Most companies exploring the use of big data for business intelligence purposes do not simply want to analyse unstructured data, they also want to combine the results of that analysis with relevant structured data. They want their analytics to span all sorts of data, which we may refer to as hybrid data.
Unfortunately, NoSQL data stores are not really suitable for storing (and therefore analysing) structured data while conventional data warehouses are not very good at storing (and therefore analysing) unstructured data.

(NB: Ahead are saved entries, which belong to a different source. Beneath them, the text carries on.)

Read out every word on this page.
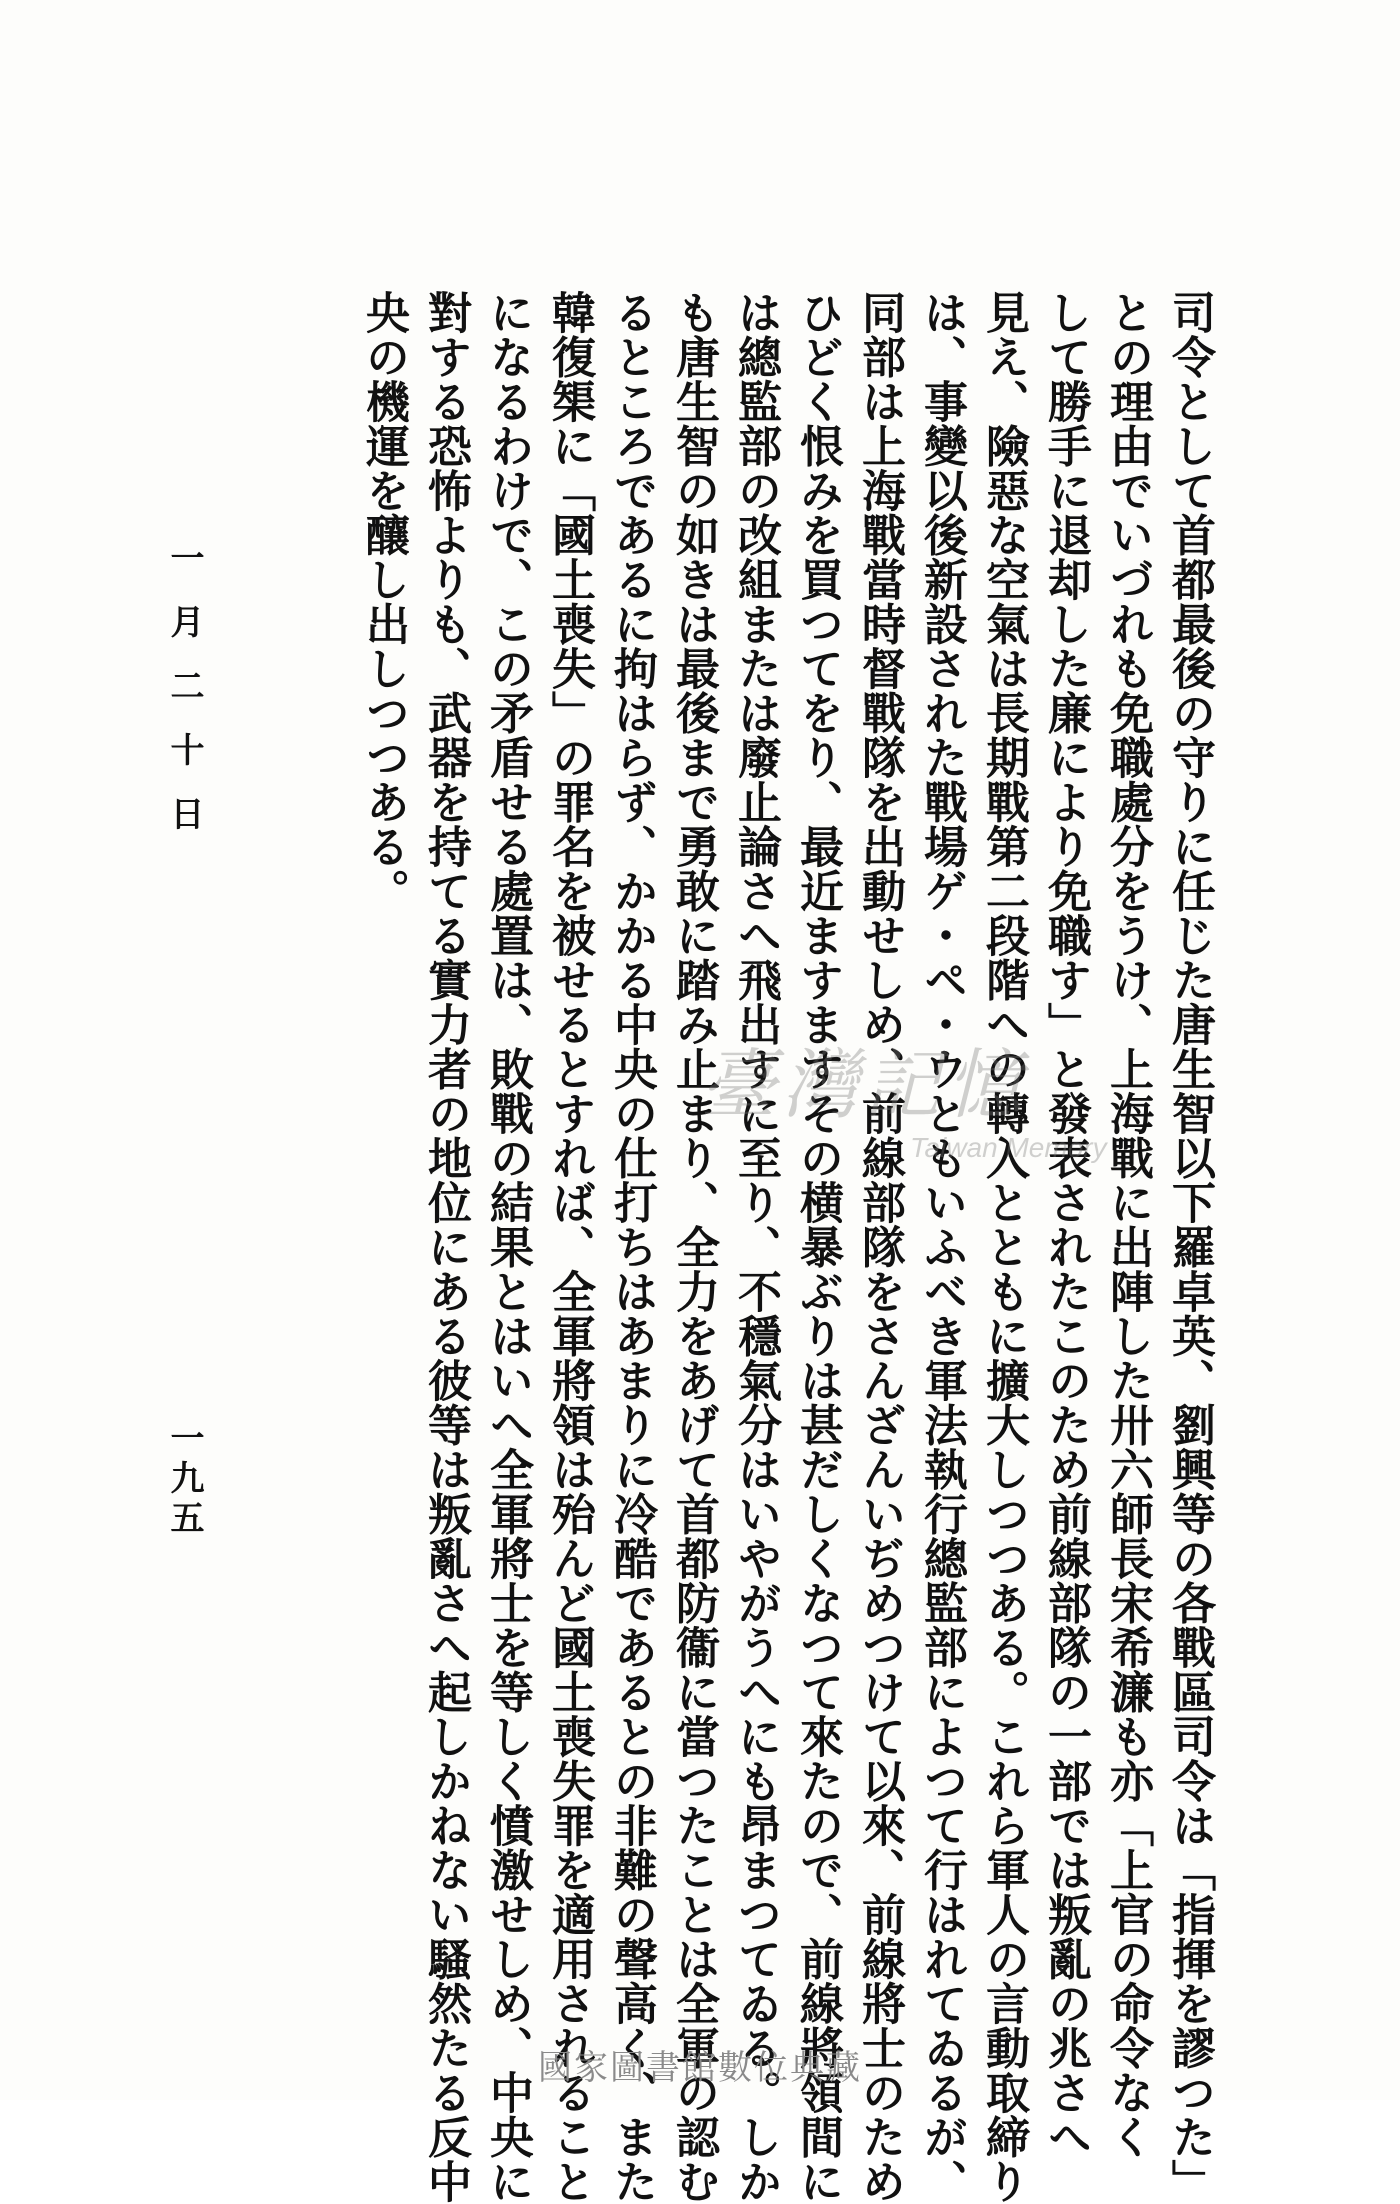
司令として首都最後の守りに任じた唐生智以下羅卓英、劉興等の各戰區司令は「指揮を謬つた」
との理由でいづれも免職處分をうけ、上海戰に出陣した卅六師長宋希濂も亦「上官の命令なく
して勝手に退却した廉により免職す」と發表されたこのため前線部隊の一部では叛亂の兆さへ
見え、險惡な空氣は長期戰第二段階への轉入とともに擴大しつつある。これら軍人の言動取締り
は、事變以後新設された戰場ゲ・ペ・ウともいふべき軍法執行總監部によつて行はれてゐるが、
同部は上海戰當時督戰隊を出動せしめ、前線部隊をさんざんいぢめつけて以來、前線將士のため
ひどく恨みを買つてをり、最近ますますその横暴ぶりは甚だしくなつて來たので、前線將領間に
は總監部の改組または廢止論さへ飛出すに至り、不穩氣分はいやがうへにも昂まつてゐる。しか
も唐生智の如きは最後まで勇敢に踏み止まり、全力をあげて首都防衞に當つたことは全軍の認む
るところであるに拘はらず、かかる中央の仕打ちはあまりに冷酷であるとの非難の聲高く、また
韓復榘に「國土喪失」の罪名を被せるとすれば、全軍將領は殆んど國土喪失罪を適用されること
になるわけで、この矛盾せる處置は、敗戰の結果とはいへ全軍將士を等しく憤激せしめ、中央に
對する恐怖よりも、武器を持てる實力者の地位にある彼等は叛亂さへ起しかねない騷然たる反中
央の機運を釀し出しつつある。
一月二十日
一九五
臺灣記憶
Taiwan Memory
國家圖書館數位典藏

As a result, the architecture that is emerging from a data warehousing perspective is that you store unstructured data in something like Hadoop, do basic analysis work on that data and create summary information that can be passed to the formal data warehouse, where that information can be further analysed. You can either do this through direct integration between the different environments or by means of a federated query environment (such as Composite Software’s) that supports Hadoop.
For large organisations this approach makes sense, but smaller companies with smaller budgets may have an issue with such a potentially expensive solution. One alternative is to store all the information in a warehouse such as that provided by Aster Data (Teradata) or Greenplum (EMC), which support native MapReduce capabilities.
However, there are potential scalability issues if you try and do this. The real problem is that conventional BI tools do not support the analysis of both structured and unstructured data within the same query—which is what you would really like to do. Instead, you have to use MapReduce on the one hand and some SQL-based tool on the other.
However, that does not mean that suitable hybrid tools do not exist. In particular, Endeca Latitude and Connexica (previously ArdentiaSearch) CXAIR, both support query capabilities that span structured and unstructured data.
The two products have different implementations but the same basic philosophy, which is to extract structure from unstructured data and can then combine that with directly structured data, by means of indexes (search-based indexes not database style indexes). Both products are very easy to use (and special emphasis is placed by both companies on how easy it is for end users) and both have a focus on allowing users to explore the data rather than just reporting on it.
However, they are rather different when it comes to their approach to the market. Specifically, Latitude is aimed at companies that want to develop analytic applications to support exploration of hybrid data while CXAIR (which stands for ConneXica Ad-hoc Interactive Reporting) is more aimed at the traditional BI market, albeit that the product is being OEM’d by a number of third parties that have embedded the tool in their own products (in place of, for example, Crystal Reports).
I expect to be writing more about Latitude and CXAIR in the future but to go back to my initial point it seems there is no one-size-fits-all solution to the problem of how to provide BI that spans hybrid data.
There is clearly a choice of warehousing architectures and, no doubt, the leading BI vendors will bolt on unstructured capabilities that will compete with the built-for-purpose technologies from Endeca and Connexica. Quite how all this plays out remains to be seen but if you are interested in hybrid-structured BI right now you should check out Latitude and CXAIR.